Spotting and Understanding Media Texts

Jaws logo and poster

First of all, what is a Media Text? A Media Text is not specifically a written column in a Newspaper although this can contain Media Texts. The standard way to explain a Media Text is that it is any constructed media product or piece of communication, whether audiovisual, TV film, social media, music or the printed word, which can be studied. Let’s take for example the 70s film Jaws and analyse what it is really about. This film, based on a book by Peter Benchley, was an allegory of post Vietnam and post Watergate America. The film’s director Steven Spielberg brought in a screenwriter to make the characters more acceptable to Hollywood.
As an allegory the film works thus. The fictional holiday resort Island Amity represents America. Its name is a play on friendship and America. It is being menaced by a man-eating Great White shark which represents communism. The town’s authorities, who try and cover up the problem, are weak and inept: they represent the post-Vietnam and post-Watergate American government. There are further deaths and the town is traumatized; the tourist industry, the life blood of the town, is threatened. It is left to the true spirit of American citizens and free enterprise to deal with the problem. These are represented by a lone police officer, a marine biologist and an old seaman turned shark hunter, who set out alone and eventually kill the shark after a dramatic battle with it.
This is a very short analysis of the main themes of Jaws as a media text. Suffice to say that there are elements of Jaws that are incompatible with Christian viewing such as nudity and gory violence.
There are, I believe, other forms of media text; these are flows of information and ideas that are generated by the media in a social engineering context. One is the term and idea of ‘homophobia’ and ‘homophobic bullying’. All forms of bullying are wrong, of course, and are unacceptable. I am using the term homophobia as a false media or media-promoted text as it is much in the news. But what is homophobia? It is of course a nonsense term and the use of homophobia or homophobic against anyone is a media text designed to bully anyone who suggests that homosexual acts are wrong, and intrinsically disordered, into accepting same-sex attraction as normal. The media has worked hard to make people accept the unnatural as normal.

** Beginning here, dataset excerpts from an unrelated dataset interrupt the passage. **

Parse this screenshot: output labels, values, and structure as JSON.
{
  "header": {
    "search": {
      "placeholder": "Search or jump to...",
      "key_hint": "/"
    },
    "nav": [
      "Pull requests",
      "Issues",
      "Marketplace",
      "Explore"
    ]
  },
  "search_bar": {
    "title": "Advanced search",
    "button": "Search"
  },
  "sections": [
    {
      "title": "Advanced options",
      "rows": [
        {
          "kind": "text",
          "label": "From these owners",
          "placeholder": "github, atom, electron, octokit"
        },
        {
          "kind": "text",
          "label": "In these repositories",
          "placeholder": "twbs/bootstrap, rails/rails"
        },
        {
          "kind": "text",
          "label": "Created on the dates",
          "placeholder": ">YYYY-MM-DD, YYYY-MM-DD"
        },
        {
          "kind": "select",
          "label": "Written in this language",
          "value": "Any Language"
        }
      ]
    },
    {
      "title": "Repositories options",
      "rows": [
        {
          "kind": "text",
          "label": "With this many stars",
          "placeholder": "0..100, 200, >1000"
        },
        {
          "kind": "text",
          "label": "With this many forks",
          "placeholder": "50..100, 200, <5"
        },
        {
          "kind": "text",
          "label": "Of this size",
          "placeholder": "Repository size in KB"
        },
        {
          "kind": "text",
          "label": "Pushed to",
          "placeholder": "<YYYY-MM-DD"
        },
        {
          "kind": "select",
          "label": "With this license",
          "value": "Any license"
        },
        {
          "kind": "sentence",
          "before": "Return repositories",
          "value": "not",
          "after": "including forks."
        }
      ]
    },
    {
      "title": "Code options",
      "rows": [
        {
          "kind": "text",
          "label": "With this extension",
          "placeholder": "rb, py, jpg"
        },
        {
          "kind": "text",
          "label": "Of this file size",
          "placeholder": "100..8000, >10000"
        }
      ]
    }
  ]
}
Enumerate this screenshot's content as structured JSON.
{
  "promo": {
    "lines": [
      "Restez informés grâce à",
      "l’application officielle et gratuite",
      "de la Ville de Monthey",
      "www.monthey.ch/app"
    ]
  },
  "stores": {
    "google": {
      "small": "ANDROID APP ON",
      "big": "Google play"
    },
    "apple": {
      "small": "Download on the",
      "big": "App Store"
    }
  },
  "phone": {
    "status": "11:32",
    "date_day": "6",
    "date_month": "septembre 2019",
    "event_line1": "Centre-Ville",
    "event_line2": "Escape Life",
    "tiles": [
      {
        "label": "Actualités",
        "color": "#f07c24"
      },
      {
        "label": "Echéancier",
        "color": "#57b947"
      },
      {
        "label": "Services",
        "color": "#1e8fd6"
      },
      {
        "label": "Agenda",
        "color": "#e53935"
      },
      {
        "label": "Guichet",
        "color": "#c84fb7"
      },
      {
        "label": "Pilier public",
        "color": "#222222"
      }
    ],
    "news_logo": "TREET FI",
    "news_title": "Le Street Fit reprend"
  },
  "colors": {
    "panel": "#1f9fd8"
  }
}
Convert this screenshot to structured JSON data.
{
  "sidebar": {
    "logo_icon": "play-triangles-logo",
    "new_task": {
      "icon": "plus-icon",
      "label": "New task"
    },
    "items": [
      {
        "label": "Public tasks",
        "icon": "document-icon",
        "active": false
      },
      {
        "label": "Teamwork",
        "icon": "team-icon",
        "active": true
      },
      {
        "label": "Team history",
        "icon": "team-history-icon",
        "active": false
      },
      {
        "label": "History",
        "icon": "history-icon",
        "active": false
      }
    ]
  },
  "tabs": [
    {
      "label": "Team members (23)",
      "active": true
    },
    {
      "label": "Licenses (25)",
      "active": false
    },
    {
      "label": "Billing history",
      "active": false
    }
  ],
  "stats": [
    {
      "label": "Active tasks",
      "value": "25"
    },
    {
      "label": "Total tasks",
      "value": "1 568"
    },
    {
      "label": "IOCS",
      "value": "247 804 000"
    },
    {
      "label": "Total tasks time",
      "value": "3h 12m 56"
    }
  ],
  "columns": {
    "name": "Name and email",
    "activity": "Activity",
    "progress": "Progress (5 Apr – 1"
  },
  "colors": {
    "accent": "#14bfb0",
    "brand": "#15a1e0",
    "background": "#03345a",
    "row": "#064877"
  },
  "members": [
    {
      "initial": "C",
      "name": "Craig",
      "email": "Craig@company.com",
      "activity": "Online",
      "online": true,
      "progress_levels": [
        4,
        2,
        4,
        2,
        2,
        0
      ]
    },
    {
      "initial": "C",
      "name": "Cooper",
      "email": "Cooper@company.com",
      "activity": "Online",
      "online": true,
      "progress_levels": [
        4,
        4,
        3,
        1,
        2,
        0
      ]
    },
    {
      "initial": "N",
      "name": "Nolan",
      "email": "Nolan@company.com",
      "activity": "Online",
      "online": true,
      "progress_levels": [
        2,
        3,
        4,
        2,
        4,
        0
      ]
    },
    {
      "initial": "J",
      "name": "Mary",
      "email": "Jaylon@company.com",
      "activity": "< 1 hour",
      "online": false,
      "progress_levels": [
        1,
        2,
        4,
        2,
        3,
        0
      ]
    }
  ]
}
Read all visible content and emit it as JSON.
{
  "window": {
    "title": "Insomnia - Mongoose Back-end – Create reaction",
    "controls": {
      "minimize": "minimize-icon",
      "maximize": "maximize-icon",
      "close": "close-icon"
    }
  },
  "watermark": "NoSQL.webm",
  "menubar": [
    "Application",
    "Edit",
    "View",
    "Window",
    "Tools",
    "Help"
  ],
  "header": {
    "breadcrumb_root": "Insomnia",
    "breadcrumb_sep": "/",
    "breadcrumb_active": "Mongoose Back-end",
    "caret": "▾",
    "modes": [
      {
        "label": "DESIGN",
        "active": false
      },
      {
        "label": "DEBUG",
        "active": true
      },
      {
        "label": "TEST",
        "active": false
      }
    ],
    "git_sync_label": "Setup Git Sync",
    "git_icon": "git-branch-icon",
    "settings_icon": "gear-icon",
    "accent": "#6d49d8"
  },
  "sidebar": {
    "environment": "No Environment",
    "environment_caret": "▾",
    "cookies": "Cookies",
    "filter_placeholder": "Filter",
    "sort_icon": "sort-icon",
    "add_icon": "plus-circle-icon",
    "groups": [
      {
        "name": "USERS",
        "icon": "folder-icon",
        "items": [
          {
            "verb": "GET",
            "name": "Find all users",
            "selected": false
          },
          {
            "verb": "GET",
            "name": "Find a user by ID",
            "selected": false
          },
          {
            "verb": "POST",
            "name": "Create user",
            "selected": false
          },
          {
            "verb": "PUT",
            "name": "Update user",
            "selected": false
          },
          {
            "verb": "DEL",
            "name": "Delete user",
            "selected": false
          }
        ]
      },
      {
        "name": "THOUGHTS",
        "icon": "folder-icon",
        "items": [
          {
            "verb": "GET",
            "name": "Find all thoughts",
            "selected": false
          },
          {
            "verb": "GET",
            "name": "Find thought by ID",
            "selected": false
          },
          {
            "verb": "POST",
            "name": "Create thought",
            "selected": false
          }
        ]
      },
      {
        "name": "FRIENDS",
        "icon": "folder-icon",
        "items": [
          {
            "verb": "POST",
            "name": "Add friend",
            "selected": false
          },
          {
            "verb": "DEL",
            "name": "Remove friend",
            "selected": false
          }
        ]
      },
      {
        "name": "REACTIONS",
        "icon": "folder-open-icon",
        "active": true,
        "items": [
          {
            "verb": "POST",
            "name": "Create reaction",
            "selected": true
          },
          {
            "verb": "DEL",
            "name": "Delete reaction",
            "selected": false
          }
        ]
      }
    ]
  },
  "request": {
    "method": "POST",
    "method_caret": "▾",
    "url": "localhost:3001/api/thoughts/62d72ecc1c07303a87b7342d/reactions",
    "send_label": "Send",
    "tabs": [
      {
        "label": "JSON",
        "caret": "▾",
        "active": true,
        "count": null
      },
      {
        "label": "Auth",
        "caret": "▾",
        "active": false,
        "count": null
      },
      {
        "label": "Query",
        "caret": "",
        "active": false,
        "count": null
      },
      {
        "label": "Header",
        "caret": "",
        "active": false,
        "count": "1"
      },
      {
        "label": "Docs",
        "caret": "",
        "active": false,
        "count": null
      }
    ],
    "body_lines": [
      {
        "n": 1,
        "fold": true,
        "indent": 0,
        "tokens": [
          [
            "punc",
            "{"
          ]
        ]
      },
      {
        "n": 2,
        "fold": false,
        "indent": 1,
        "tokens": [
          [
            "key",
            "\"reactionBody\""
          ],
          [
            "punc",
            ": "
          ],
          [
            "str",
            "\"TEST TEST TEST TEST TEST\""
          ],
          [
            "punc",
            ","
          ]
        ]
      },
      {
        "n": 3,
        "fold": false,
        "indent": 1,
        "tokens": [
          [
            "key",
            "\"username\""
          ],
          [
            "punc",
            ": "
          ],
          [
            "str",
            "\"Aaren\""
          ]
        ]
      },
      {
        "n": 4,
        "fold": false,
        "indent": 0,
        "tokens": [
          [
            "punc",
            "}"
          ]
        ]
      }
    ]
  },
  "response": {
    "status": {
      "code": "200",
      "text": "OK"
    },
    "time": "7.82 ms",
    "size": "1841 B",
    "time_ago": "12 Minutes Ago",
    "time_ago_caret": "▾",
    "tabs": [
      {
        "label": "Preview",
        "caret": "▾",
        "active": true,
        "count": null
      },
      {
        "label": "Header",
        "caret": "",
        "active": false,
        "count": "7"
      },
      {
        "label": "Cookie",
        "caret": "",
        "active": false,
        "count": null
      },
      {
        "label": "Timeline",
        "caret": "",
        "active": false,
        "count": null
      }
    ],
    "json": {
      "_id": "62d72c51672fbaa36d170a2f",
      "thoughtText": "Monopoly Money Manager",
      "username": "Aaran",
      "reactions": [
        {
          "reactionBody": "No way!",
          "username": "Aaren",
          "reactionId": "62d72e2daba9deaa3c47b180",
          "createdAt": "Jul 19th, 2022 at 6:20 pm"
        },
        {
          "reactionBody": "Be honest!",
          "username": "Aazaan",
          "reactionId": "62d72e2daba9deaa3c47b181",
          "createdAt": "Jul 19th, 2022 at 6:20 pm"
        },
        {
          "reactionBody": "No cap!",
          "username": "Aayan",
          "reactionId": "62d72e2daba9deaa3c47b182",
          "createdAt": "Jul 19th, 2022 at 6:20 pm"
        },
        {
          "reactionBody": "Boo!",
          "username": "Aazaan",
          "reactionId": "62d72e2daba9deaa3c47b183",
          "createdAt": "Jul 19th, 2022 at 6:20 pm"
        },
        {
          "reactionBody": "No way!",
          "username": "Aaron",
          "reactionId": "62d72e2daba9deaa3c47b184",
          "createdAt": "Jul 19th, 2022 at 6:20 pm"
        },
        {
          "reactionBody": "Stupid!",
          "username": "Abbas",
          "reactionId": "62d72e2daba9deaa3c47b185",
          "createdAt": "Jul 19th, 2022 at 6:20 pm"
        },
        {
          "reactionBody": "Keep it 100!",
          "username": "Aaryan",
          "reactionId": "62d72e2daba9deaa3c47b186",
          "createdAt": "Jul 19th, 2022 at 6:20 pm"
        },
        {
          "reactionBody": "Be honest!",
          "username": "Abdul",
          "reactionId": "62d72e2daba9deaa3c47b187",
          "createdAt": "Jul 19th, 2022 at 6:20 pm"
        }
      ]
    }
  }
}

The same cannot be said of the BBC’s treatment of race. Sadly, racism still exists in many sections of society. There is a telling lack of black and ethnic minorities at the BBC, for example, with the black comedian Lenny Henry vowing recently to lead a campaign for greater racial diversity on British television. There are still large areas of society where racism is acceptable, whereas perceived homophobia is unacceptable. It is extraordinary that something as natural as the colour of a man’s skin can be unacceptable while something as unnatural as homosexual acts is deemed acceptable. The problem here is that racism has not had the same amount of media attention as homosexuality; it has not become a media text. I do not think this strange dichotomy is what our service men and women fought for during WWII.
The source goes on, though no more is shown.